I’m not exactly a high-end lady: I was at Old Navy before it opened. (Younger daughter has convinced me that I am not killing women in Bangladesh because I am not a wasteful shopper who treats clothes as disposable, but only shop when I need them—and I was in an extreme need situation.) But there was nothing to try on. My quest was for cardigans and button-down shirts: the clothes that fit my frame and make me forget my frame, thinking, occasionally, that I look good. Next, it was on to TJ Maxx.
When I was going through my divorce, I had pared down to black and white. There were no colors in my closet. Then there was my red phase: a post-divorce exuberance that even allowed a mustard yellow cardigan to enter my closet. But now it seems that I have settled into a very calm (depressing?) oatmeal and gray wardrobe. It’s not purposeful, it just seems to have happened. I stay away from black; I have decided that it’s a lazy non-choice choice. But, really, is gray any livelier? Or oatmeal? Blah and blah.
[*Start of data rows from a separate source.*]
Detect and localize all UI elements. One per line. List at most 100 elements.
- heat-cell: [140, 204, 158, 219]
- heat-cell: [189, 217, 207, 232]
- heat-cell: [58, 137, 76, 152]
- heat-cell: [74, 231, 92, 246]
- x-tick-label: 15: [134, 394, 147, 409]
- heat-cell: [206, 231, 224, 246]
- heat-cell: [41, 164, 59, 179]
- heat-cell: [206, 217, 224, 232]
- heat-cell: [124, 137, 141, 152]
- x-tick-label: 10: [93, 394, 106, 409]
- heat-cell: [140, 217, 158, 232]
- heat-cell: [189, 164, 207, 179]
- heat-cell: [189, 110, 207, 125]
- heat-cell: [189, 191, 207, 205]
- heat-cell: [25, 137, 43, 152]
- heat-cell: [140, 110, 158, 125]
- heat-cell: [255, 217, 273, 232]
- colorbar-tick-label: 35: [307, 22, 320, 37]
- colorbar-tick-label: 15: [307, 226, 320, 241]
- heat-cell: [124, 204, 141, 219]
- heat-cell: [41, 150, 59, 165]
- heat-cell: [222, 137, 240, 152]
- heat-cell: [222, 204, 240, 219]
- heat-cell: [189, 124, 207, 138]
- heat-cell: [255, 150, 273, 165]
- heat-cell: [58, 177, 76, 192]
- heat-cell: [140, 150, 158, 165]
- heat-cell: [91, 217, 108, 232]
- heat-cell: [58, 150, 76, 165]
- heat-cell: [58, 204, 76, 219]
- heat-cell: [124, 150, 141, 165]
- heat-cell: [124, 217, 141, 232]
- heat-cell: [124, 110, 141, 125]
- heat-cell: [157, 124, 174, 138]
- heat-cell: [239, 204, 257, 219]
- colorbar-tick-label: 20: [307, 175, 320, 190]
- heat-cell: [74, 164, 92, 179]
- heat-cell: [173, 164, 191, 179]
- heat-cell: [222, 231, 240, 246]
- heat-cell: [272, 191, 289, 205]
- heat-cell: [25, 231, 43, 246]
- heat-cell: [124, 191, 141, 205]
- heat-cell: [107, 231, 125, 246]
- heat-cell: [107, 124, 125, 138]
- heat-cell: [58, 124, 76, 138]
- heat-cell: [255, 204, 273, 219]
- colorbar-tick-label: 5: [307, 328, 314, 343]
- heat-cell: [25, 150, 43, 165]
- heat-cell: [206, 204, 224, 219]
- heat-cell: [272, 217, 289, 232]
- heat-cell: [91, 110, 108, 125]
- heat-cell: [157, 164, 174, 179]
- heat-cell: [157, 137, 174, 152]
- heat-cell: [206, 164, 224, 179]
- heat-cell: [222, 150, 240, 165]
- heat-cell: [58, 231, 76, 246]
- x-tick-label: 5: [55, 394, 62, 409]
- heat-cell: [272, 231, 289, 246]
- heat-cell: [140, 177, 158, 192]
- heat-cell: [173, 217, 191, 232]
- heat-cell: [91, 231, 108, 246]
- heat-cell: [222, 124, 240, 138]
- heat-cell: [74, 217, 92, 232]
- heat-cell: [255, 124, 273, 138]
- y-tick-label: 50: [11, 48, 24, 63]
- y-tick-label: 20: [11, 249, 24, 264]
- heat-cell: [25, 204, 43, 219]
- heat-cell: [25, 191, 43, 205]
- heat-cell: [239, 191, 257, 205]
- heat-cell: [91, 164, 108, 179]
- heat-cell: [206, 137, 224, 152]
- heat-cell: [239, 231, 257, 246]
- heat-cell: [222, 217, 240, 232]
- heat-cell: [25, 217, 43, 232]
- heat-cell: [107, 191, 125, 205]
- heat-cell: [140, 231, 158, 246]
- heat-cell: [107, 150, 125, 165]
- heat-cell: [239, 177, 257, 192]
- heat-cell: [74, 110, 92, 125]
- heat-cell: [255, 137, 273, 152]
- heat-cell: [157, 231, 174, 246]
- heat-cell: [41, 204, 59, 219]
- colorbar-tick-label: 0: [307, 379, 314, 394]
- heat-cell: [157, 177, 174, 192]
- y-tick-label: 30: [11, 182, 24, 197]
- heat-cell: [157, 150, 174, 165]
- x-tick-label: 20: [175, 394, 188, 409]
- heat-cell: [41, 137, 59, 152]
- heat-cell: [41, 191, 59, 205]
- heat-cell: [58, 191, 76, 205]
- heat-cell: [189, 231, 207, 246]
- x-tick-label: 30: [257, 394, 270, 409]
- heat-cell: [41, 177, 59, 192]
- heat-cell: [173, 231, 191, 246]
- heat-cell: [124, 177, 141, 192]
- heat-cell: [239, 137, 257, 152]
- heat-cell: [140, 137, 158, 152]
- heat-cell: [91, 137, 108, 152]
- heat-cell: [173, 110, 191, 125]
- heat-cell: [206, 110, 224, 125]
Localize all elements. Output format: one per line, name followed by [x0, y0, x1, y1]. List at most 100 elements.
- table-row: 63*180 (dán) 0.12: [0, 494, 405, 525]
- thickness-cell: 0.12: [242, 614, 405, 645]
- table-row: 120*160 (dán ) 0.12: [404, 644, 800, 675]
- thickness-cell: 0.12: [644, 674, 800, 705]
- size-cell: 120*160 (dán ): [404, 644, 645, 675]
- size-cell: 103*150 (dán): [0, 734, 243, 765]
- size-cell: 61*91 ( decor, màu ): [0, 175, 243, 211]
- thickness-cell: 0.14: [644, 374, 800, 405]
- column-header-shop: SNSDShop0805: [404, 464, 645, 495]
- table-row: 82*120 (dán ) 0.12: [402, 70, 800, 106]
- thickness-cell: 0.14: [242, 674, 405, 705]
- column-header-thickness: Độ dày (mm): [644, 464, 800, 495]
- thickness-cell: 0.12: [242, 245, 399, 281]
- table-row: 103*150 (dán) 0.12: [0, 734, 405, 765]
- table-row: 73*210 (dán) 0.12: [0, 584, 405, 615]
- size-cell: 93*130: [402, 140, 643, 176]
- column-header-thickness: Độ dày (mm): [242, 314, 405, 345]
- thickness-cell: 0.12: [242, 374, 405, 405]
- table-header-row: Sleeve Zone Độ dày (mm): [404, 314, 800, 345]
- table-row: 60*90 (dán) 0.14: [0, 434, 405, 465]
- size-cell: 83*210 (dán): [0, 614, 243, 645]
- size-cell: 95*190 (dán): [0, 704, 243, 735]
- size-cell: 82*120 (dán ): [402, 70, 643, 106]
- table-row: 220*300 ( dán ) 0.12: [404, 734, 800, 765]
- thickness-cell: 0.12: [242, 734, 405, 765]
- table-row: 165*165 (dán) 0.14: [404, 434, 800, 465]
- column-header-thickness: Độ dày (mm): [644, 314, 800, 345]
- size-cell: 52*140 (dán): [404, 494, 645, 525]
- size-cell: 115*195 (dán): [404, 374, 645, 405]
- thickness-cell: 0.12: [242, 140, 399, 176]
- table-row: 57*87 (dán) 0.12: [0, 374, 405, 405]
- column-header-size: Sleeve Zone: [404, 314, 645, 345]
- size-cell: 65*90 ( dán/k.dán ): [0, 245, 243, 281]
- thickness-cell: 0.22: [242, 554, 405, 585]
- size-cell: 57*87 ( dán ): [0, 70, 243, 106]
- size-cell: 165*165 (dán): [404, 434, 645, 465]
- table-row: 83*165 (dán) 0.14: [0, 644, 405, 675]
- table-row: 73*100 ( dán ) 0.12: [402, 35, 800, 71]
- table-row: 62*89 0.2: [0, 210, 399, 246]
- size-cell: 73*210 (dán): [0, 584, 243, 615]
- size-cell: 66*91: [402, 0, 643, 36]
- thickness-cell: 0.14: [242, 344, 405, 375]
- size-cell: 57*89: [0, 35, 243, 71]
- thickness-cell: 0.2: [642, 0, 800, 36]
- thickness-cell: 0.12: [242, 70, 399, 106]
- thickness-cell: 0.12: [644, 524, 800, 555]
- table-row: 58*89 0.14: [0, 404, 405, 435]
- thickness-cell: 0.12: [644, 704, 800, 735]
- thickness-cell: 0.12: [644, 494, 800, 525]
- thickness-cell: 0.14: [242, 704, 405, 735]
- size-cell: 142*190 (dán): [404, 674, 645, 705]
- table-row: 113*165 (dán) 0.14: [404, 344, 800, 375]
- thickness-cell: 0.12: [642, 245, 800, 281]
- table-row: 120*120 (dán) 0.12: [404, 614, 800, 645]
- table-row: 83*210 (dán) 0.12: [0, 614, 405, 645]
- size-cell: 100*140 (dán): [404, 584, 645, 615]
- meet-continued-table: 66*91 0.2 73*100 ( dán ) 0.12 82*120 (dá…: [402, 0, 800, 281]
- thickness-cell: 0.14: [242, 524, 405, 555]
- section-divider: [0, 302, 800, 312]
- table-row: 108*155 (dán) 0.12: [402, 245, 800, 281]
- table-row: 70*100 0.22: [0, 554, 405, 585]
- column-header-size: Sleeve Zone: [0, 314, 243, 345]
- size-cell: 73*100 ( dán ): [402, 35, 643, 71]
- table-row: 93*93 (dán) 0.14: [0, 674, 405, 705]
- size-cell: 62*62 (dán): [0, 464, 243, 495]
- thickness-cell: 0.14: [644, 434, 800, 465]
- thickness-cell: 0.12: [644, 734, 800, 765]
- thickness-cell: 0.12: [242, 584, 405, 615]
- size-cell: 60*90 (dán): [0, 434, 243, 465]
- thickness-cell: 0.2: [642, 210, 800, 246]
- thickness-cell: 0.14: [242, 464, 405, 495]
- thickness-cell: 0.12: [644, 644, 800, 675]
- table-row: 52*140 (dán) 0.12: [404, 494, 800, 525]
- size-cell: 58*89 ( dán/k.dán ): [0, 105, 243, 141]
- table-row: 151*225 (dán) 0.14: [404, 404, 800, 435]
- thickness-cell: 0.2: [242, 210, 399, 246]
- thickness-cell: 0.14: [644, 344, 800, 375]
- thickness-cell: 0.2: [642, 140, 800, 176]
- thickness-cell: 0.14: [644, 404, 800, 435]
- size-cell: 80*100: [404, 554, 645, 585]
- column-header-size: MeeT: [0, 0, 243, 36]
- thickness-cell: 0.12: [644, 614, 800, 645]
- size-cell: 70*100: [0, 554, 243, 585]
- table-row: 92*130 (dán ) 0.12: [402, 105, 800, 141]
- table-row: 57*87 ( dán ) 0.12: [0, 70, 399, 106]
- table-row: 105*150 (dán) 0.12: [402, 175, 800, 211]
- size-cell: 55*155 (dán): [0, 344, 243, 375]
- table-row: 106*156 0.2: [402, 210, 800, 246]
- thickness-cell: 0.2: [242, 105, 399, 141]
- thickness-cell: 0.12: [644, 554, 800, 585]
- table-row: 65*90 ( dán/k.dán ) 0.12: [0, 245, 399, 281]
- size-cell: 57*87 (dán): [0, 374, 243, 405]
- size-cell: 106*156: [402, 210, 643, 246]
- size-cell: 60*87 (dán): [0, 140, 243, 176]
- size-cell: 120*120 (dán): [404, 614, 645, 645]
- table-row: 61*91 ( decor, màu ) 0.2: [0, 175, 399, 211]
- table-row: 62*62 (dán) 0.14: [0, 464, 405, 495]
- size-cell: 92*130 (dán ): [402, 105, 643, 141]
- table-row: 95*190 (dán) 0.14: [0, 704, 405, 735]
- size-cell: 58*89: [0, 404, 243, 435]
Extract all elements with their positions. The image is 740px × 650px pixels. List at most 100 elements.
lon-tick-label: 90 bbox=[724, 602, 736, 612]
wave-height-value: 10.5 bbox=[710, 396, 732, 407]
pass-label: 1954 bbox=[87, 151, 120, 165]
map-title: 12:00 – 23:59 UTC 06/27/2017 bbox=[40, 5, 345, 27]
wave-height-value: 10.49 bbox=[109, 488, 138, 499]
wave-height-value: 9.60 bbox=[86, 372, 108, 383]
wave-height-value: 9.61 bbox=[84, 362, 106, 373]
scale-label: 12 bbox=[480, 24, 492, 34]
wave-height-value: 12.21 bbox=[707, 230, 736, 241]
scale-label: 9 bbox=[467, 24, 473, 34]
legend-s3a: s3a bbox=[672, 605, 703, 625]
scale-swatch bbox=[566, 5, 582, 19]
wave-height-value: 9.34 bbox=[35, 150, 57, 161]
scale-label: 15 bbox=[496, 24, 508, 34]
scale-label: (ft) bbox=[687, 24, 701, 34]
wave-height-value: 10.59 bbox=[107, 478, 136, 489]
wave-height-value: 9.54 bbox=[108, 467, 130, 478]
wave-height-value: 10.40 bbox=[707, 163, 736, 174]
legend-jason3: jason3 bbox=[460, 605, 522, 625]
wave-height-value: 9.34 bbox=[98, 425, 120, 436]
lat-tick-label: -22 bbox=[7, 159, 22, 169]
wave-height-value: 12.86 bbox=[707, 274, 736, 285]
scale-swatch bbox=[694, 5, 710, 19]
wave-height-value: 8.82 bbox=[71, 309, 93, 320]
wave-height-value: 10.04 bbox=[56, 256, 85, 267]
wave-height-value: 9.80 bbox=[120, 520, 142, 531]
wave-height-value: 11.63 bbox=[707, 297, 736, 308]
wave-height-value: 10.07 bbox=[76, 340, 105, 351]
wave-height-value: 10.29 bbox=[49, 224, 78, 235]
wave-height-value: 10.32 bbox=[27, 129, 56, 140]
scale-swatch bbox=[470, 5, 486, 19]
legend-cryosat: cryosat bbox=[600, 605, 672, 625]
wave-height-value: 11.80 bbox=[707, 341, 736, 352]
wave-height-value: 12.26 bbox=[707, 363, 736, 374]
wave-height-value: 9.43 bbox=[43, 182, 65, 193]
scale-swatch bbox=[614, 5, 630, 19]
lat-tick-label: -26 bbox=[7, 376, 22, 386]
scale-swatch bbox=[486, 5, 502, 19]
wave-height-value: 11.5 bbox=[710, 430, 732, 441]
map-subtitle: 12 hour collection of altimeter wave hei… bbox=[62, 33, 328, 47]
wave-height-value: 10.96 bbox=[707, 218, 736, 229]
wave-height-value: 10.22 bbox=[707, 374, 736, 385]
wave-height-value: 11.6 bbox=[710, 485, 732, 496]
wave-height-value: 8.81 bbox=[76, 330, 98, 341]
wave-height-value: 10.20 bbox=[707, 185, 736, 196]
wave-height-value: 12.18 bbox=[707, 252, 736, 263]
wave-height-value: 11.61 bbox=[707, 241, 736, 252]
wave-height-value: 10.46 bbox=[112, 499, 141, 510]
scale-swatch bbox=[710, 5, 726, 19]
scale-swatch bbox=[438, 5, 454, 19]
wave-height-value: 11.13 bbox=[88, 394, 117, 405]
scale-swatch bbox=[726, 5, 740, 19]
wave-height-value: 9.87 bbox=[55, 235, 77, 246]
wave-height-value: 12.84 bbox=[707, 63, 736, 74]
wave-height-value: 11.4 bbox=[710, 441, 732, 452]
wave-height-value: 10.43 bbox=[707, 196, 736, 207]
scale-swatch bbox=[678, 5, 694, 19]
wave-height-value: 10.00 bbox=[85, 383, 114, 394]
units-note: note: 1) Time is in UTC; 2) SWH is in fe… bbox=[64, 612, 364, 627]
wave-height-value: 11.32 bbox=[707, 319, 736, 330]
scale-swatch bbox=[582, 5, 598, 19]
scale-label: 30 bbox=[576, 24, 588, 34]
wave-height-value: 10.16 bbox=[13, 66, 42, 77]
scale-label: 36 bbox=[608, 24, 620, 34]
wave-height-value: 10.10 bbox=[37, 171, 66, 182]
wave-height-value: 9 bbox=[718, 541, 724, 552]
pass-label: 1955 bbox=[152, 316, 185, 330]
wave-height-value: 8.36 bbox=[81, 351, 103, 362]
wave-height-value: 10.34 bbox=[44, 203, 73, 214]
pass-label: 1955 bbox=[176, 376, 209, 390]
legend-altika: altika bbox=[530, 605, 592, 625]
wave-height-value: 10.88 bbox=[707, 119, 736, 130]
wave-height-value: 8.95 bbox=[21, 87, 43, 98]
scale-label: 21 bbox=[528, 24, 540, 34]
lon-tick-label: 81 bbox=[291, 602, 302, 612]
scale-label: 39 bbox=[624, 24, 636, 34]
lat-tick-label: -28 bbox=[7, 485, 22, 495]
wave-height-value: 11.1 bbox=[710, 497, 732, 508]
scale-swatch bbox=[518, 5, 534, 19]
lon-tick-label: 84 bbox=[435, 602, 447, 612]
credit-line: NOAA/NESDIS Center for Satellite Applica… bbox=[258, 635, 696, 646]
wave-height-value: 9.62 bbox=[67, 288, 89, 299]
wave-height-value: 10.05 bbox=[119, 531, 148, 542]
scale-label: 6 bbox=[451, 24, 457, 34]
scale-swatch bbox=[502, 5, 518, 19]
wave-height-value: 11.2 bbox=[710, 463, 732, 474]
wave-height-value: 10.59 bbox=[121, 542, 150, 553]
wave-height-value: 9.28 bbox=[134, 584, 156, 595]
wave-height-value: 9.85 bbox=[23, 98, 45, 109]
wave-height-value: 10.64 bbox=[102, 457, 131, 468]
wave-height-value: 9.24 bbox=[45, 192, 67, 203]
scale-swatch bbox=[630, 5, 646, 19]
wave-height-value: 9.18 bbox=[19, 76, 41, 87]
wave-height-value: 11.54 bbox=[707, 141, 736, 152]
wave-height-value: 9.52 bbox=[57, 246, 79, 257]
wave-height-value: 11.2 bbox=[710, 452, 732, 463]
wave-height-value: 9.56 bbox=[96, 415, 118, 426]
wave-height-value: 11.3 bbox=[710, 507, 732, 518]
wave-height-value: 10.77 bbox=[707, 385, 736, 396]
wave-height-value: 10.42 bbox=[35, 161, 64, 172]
Why is it that the only things that fit, don’t itch, and are not made of material that, let’s be blunt here, make me feel that my sweat glands think I’m working on a farm and not a classroom, come in those two color categories? It’s not so bad, I tell myself, at least it’s not white and black.
With gray, I know this is hard to believe, there is rebellion. Growing up, gray was the big no-no because my mother’s mother worked in the fashion industry when it was still alive and well in New York City and the clothes made for display were gray, which is what my mother would sometimes get. So between her and my grandmother, there was a negative hand-me-down feeling to gray. I, as I am wont to do, have defied tradition. So gray is not dull, it is the color of personality.
I did try on some navy sweaters, but, really, is navy any more exciting than those other choices?
Patterns would be nice.
Yesterday I saw a woman wearing a dress in diagonal stripes of orange and white. It’s not nice to disparage someone else’s fashion choice, so I will merely say that if I had ever thought to wear diagonal stripes (horizontal was long ago listed as no-go), I am certain now to never even be tempted to touch a stripe of any kind—even if it’s really really discounted.
I tried some patterned blouses. But as I knew ahead of time, hence the search for cardigans and button-down shirts, they didn’t fit or feel right. They seem to allow a greater degree of roll-perception than my other fashion choices, and a woman is never more critical of herself than when a roll might be discerned, and a day in the mode is not a good day.
But I was successful: two cardigans, one oatmeal and one gray, although they are the same sweater in different “colors,” which feels wrong, but I know that I won’t have the energy to go shopping anytime soon so I told myself it’s okay, it’s better than the depression of constant repetition of a wardrobe from years gone by. I did get a gray over-sweater that seemed to hint, ever so slightly, that the wearer has a modicum of a sense of style.
Then it was home to put my new sweaters in my closet, pushing the old ones to the back.
Oh, I also got a big jar of Dead Sea bath salts, because soothing was necessary after that fun ordeal.